Les éditions Le Bec en l’air publient le livre photo Les mains patientes, de Fred de Casablanca. Depuis cinq ans, ce médecin généraliste demande à ses patients s’il peut photographier leurs mains, souvent très éloquentes sur leur état d’esprit, leurs angoisses ou leurs souffrances. Ce sont ces photographies qui sont réunies dans ce beau livre, accompagnées d’un texte de Christian Caujolle.
Le projet a débuté sur un constat simple : comment photographier ses patients sans qu’on puisse les reconnaître ? Puisqu’il n’a pas le droit de montrer leurs visages, c’est assez naturellement que lui vient l’idée de tirer le portrait de leurs mains, de ce qu’elles disent et de ce qu’elles cachent. Un visage, un corps nu… les mains deviennent une porte d’entrée vers une autre vérité, un moyen de sublimer ce que le corps peine à dire – et ça-et-là, on devine une timidité, une fragilité, une tranquillité, une histoire. Les portraits de mains sont accompagnés d’autres portraits, écrits, petits paragraphes dénués de misérabilisme, avec pour seules mentions un prénom et un âge.

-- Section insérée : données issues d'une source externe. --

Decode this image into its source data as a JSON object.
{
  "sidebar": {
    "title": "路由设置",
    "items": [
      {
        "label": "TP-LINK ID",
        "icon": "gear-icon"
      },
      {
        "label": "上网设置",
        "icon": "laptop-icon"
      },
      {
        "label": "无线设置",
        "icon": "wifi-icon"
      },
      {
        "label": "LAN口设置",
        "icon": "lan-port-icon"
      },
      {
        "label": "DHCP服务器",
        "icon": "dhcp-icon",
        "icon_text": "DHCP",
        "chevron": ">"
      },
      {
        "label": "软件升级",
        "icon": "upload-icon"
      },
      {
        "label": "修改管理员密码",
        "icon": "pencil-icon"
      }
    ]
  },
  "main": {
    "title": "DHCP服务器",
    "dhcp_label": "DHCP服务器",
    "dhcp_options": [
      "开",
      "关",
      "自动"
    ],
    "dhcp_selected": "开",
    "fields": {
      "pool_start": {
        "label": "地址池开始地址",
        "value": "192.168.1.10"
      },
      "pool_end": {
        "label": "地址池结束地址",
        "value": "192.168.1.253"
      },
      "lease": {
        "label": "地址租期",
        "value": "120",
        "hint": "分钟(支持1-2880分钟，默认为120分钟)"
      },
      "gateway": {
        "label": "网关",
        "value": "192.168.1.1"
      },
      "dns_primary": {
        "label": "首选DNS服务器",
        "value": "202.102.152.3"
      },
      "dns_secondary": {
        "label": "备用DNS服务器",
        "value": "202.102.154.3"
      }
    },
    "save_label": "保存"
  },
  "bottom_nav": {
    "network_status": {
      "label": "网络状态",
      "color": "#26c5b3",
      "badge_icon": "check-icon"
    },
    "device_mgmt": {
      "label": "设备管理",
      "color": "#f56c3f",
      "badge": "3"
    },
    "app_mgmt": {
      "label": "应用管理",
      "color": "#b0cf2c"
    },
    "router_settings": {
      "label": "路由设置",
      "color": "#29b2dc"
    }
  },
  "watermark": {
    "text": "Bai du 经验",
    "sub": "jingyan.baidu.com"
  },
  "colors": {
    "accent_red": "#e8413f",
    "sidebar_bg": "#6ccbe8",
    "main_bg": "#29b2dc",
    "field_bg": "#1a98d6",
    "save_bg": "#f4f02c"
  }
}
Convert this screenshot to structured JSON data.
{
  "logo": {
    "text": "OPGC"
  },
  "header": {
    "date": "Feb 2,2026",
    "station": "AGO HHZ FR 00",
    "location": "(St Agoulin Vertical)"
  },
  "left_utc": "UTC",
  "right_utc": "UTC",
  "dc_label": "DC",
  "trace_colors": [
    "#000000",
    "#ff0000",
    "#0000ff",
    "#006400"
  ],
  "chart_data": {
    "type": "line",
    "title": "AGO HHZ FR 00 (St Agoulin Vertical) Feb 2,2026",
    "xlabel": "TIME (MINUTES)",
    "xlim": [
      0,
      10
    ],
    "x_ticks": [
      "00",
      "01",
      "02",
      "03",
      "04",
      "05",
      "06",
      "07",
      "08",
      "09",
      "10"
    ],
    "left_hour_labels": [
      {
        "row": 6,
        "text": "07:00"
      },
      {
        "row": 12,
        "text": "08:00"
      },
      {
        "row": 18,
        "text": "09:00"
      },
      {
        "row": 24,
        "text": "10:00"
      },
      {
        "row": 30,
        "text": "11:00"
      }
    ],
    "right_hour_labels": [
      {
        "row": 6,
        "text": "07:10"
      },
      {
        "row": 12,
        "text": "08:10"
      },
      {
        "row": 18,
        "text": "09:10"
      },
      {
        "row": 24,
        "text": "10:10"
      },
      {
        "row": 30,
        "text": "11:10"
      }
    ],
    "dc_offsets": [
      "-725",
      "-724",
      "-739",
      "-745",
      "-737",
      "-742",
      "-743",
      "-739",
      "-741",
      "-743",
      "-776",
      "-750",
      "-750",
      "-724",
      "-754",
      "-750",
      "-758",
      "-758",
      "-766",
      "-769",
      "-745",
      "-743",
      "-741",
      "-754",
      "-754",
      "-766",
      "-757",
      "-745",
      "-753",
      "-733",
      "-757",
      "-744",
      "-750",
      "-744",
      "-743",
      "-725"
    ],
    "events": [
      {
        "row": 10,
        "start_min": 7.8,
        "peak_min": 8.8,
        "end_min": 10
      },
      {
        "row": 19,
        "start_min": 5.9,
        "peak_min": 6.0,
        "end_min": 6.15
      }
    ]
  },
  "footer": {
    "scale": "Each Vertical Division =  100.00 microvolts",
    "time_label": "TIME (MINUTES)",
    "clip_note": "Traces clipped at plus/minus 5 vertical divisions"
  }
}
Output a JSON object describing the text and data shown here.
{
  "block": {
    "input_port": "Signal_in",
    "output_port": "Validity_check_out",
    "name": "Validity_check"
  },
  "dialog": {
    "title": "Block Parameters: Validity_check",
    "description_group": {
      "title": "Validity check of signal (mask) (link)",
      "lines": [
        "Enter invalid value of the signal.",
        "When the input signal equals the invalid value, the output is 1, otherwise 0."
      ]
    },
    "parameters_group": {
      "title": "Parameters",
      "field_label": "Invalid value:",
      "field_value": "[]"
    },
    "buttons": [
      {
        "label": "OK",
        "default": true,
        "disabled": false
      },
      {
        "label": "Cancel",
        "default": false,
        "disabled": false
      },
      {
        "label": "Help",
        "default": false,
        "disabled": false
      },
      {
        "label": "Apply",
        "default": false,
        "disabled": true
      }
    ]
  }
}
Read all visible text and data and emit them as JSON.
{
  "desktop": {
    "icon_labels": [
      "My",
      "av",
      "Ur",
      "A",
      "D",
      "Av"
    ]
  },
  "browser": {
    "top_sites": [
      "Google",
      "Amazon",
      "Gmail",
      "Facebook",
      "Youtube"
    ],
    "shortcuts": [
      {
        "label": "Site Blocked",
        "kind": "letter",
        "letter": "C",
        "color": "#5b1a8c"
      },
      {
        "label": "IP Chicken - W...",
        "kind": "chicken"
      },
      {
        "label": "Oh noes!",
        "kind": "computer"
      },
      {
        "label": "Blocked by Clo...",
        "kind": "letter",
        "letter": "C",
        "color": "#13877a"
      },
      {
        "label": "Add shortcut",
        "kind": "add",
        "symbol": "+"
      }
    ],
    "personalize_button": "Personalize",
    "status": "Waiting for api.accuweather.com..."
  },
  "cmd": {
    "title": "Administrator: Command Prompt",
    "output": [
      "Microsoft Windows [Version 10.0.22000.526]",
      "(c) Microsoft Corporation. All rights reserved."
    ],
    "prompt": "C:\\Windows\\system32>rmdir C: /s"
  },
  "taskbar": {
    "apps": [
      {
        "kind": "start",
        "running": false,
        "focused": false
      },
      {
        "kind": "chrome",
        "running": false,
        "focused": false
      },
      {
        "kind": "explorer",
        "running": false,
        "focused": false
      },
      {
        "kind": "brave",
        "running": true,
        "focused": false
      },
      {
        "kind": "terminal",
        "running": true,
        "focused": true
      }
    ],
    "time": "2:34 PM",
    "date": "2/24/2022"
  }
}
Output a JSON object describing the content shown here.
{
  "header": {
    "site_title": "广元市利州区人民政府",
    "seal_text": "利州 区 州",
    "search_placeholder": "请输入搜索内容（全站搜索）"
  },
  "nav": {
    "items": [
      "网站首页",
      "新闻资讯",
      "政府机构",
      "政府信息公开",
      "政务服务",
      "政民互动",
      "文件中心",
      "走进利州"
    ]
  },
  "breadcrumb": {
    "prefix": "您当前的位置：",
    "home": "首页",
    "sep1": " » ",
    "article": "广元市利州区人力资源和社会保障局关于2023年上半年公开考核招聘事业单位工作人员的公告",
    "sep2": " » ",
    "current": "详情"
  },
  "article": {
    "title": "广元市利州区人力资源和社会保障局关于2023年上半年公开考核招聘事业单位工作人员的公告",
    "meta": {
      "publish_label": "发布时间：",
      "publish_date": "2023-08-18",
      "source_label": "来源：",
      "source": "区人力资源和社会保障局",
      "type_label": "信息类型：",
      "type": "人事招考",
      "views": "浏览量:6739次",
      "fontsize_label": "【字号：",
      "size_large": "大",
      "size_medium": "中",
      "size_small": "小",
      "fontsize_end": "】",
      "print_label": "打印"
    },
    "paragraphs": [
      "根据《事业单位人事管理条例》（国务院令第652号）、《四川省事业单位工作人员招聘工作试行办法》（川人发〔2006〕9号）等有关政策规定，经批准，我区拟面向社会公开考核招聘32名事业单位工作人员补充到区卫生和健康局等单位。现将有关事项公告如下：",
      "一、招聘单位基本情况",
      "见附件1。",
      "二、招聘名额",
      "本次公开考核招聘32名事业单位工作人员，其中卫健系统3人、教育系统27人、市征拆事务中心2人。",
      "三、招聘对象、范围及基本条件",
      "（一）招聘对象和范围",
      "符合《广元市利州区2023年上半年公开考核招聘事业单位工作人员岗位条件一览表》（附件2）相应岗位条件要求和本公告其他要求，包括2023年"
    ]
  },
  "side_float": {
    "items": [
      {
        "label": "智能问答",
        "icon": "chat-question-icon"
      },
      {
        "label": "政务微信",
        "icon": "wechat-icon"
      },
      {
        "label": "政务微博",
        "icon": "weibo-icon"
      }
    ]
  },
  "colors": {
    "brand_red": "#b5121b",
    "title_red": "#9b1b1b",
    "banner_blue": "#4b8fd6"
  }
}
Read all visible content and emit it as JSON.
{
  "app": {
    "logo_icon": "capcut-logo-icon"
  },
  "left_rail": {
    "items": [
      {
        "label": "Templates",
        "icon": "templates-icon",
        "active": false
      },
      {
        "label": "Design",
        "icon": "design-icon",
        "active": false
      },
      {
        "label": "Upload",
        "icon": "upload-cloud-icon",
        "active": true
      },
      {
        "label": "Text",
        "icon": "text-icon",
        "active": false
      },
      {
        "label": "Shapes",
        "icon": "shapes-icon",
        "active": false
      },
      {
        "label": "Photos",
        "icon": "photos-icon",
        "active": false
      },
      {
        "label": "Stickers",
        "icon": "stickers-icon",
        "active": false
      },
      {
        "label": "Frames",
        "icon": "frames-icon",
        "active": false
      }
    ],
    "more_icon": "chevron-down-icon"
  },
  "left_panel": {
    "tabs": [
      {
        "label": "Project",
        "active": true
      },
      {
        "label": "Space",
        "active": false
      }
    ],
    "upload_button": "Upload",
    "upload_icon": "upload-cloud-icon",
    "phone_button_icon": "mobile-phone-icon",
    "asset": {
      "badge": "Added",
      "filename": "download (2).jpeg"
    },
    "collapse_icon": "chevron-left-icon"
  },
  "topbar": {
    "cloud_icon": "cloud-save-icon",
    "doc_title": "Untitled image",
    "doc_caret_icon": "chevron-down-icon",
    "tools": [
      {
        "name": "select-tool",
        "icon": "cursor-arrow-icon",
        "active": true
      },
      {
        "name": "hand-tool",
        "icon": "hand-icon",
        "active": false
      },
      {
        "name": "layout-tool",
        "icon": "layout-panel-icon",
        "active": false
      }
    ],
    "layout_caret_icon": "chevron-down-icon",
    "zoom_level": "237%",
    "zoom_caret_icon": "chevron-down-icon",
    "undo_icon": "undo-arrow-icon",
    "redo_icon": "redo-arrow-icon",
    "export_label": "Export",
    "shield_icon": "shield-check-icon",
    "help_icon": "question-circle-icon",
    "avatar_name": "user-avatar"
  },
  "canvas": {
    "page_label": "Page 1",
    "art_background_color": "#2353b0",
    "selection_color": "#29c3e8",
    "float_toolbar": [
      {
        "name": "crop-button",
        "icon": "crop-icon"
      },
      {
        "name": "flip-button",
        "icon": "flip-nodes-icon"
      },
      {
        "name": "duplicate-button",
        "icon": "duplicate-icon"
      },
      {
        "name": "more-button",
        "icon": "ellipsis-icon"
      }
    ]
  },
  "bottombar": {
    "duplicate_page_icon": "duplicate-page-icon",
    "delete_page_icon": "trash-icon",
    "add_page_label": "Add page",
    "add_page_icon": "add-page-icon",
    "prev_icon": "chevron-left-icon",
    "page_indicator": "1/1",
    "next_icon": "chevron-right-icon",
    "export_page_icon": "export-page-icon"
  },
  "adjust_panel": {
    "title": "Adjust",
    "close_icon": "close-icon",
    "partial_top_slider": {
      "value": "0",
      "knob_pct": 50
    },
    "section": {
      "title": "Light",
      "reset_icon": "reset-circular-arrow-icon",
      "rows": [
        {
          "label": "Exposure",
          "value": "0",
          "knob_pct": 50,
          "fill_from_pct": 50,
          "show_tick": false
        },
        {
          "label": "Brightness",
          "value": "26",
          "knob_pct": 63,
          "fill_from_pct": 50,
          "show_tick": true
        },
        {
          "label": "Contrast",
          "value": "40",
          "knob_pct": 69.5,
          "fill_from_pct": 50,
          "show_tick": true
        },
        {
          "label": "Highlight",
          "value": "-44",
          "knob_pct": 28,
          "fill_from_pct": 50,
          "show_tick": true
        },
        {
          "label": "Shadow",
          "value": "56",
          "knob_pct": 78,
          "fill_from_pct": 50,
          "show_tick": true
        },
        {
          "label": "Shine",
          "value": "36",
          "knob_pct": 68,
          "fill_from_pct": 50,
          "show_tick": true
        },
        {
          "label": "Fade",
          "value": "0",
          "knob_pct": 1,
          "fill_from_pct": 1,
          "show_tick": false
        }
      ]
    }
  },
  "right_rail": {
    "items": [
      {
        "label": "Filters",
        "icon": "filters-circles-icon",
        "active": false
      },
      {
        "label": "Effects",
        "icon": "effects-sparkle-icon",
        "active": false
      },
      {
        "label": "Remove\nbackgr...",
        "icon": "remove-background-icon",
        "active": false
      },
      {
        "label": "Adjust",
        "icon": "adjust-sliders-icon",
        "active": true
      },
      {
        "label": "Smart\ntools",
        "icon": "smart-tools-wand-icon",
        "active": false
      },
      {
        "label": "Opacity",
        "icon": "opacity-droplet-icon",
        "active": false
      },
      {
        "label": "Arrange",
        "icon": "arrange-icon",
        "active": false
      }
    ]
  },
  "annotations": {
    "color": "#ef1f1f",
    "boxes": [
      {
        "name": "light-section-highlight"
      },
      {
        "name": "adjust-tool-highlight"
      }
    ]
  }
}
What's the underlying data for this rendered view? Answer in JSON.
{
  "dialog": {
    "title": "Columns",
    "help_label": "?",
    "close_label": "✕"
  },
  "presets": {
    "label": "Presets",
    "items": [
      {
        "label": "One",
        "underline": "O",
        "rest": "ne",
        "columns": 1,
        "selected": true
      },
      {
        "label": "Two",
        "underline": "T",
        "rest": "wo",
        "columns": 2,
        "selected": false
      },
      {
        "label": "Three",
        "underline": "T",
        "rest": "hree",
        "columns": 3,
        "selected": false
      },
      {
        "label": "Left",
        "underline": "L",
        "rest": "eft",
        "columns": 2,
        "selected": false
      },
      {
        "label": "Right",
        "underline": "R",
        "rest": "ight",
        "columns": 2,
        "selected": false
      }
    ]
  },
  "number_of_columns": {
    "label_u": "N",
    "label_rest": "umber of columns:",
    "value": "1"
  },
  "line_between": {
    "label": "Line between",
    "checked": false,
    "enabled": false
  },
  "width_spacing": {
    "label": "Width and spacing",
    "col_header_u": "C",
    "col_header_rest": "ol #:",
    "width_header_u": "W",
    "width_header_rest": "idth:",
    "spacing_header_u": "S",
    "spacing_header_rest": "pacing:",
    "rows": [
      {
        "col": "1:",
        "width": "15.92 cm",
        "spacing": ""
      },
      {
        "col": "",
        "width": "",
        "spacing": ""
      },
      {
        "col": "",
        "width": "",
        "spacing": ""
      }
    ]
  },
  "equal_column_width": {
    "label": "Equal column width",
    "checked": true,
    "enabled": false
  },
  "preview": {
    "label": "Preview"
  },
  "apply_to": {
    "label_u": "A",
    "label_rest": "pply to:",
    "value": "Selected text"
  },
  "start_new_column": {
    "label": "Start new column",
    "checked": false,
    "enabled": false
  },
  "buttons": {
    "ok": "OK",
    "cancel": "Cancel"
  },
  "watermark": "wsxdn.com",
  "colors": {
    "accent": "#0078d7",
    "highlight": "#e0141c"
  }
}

Michael Balint disait que le véritable médicament dans la relation était le médecin lui-même. Trop ou pas assez de médecin peut nuire au patient. Beaucoup de médecins, psychologues, psychiatres ou thérapeutes ont écrit sur leur pratique et leur métier, mais je ne connais pas de séries photographiques qui évoquent la relation médecin-patient.
Fred de Casablanca
La main devient l’incarnation, l’extension d’un corps, et parce qu’elle est photographiée de près, la peau révèle tous les détails de ce qui fait une vie. Au fil des pages se dessine nettement ce qui constitue le quotidien d’un médecin : celles et ceux qui composent sa patientèle – et tout l’enjeu qui repose sur leurs corps, des corps souvent âgés, d’autres abimés, malades, autant de corps cachés parce qu’ils ne répondent pas à la norme.
Fred de Casablanca échappe avec brio au voyeurisme et, d’une certaine manière, au formalisme qui aurait rapidement pu prendre le dessus. Toutes en noir et blanc et en plan serré, les photographies s’inscrivent dans un même dispositif ; pourtant, l’effet de répétition ne se fait jamais ressentir, ou plutôt, crée ce sentiment de série, de faire face à une cohérence qui fait toute la beauté du projet. En photographiant la relation médecin-patient, Fred de Casablanca signe un très beau premier livre, une véritable main tendue vers ses patients, un portrait fait à deux, ensemble.
Les mains patientes est disponible aux éditions Le bec en l’air au tarif de 35 €, pour 112 pages dont 60 photographies en noir et blanc, accompagnées d’un texte de Christian Caujolle, directeur de la Galerie du Château d’Eau, à Toulouse.